He also wounded at least eight others.
U.S. State Department spokesman Matthew Miller condemned the killings, writing on Twitter that Washington “deplores the attack in Tunisia coinciding with the annual Jewish pilgrimage that draws faithful to the El Ghriba Synagogue from around the world. We express condolences to the Tunisian people and commend the rapid action of Tunisian security forces.”
Video footage shared on social media appeared to depict loud gunshots that were audible within the synagogue complex, and some reports said that hundreds of worshippers—even up to 1,000—were present.
Earlier in the day, the U.S. embassy in Tunisia posted that officials—including Joey Hood, the American ambassador to Tunisia, and Deborah Lipstadt, special envoy to monitor and combat antisemitism, as well as senior Tunisian officials—had attended the opening ceremony of an annual pilgrimage at the synagogue the previous evening.

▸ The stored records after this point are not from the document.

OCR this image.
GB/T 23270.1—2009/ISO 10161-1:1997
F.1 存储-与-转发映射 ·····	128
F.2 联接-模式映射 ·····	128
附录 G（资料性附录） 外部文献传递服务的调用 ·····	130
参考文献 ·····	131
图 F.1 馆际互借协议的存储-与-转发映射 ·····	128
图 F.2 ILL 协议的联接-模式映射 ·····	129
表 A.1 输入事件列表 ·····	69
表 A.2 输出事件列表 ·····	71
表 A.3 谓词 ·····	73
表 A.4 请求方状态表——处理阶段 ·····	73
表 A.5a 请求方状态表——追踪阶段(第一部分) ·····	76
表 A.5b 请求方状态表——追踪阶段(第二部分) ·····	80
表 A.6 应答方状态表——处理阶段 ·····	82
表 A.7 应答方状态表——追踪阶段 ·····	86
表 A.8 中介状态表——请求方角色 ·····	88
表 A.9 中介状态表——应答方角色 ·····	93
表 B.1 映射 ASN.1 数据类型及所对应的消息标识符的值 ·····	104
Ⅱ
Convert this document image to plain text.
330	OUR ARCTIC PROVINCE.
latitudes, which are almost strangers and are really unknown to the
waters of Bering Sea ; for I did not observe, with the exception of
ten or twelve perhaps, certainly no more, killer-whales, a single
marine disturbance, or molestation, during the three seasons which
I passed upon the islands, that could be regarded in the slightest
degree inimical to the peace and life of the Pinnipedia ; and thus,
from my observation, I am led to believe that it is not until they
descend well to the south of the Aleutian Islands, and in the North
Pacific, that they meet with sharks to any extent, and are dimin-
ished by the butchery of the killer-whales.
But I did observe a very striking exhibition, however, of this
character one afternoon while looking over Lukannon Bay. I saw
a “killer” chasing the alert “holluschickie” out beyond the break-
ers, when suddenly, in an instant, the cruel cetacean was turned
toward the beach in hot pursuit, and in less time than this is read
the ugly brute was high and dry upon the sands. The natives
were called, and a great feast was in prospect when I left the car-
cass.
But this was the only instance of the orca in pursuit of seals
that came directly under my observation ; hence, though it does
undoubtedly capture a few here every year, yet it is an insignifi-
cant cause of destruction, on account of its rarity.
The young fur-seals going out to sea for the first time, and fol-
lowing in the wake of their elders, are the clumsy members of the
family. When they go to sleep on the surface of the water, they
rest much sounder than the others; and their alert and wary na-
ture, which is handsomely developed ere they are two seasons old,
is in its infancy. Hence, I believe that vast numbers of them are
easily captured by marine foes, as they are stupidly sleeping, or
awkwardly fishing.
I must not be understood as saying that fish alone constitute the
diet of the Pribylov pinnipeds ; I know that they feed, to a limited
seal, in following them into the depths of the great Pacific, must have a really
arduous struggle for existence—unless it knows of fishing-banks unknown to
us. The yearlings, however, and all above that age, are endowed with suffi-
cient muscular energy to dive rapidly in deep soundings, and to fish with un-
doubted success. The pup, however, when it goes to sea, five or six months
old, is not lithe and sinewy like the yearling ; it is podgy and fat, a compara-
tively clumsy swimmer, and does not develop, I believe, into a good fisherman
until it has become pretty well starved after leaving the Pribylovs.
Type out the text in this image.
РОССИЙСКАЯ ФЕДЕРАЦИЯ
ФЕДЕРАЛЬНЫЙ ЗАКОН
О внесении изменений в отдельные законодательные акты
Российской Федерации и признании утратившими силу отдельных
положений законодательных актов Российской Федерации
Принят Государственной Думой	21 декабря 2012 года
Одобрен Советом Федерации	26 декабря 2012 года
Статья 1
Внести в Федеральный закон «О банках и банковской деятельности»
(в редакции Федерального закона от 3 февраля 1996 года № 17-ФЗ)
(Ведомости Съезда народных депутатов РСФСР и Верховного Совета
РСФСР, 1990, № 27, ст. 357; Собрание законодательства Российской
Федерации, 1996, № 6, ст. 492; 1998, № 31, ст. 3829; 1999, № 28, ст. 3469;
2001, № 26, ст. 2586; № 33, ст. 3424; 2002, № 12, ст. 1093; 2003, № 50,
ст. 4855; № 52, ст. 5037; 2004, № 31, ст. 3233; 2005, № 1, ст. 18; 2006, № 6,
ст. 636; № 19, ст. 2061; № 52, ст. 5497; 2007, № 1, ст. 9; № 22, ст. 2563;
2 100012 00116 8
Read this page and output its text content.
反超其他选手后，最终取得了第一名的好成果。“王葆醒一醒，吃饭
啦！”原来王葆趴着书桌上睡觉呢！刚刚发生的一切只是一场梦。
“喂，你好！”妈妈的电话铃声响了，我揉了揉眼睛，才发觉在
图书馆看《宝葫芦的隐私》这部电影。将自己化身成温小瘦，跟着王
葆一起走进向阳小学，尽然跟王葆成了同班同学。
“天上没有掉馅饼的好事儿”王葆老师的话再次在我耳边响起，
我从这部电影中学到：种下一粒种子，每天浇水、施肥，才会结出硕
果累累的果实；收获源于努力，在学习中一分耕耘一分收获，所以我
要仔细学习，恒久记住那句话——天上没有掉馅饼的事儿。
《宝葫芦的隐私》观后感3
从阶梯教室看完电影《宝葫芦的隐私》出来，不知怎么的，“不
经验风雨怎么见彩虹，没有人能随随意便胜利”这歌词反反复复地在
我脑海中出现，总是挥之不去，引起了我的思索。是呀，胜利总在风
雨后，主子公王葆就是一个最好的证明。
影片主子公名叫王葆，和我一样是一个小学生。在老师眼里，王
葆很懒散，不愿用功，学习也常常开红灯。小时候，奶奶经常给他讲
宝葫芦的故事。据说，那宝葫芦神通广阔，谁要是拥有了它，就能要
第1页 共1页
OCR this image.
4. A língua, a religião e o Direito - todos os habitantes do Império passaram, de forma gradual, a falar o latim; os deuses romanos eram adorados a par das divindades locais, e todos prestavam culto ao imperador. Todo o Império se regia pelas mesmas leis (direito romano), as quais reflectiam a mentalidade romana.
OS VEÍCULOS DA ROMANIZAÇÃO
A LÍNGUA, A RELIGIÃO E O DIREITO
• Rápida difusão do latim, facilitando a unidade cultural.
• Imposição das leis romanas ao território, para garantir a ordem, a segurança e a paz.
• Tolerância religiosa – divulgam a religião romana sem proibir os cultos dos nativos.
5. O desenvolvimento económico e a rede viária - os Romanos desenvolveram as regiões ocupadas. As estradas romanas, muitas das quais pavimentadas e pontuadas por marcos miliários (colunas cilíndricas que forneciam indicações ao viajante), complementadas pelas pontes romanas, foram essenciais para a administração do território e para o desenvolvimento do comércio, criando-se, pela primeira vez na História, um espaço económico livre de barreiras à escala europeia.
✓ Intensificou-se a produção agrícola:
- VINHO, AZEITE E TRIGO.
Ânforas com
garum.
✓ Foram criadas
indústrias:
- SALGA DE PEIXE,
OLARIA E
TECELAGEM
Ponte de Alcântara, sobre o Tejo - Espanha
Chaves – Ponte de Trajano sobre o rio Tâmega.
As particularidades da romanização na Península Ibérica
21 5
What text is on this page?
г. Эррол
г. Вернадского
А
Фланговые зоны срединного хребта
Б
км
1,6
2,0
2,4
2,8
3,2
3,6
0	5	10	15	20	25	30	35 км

“I am sickened and heartbroken by the lethal, antisemitic attack targeting the Ghriba synagogue in Djerba during the Lag B’Omer celebrations, with thousands of Jewish pilgrims in attendance. Together with Amb. Joey Hood, I was celebrating at the synagogue the day before the attack,” Lipstadt tweeted.
Afra Al Hameli, director of strategic communications at the UAE foreign affairs and international cooperation ministry, posted that the Emirates condemns the attack, praises the “vigilance and efficiency” of the Tunisian government response and expresses “its sympathy to the families of victims of this heinous crime.”
The Cyprus foreign affairs ministry also condemned the “heinous terrorist attack,” adding that “we strongly condemn all forms of antisemitism and we express our sincere condolences to the Government and people of Tunisia.”
The European Jewish Congress offered “deepest condolences” to the victims’ families, calling the tragic attack “a cowardly act of terrorism.”
Rabbi Pinchas Goldschmidt, president of the Conference of European Rabbis, stated that conference members have “fond memories” of a recent visit to the synagogue. “Yet again, we grieve for the loss of life at the historic El Ghirba Synagogue,” he stated. “We express our gratitude and admiration to the security services without whose action this tragedy would have been even greater. The world must unite and loudly condemn yet another cowardly attack on Jews at worship.”
Some believe that the synagogue—or at least, its antecedent—dates back to the exile after the destruction of either the First Temple (586 BCE) or the Second Temple (70 C.E.). The current building is late 19th century, apparently on the site of a former sixth-century synagogue.
It has been the site of previous attacks, including a firebombing in 2018.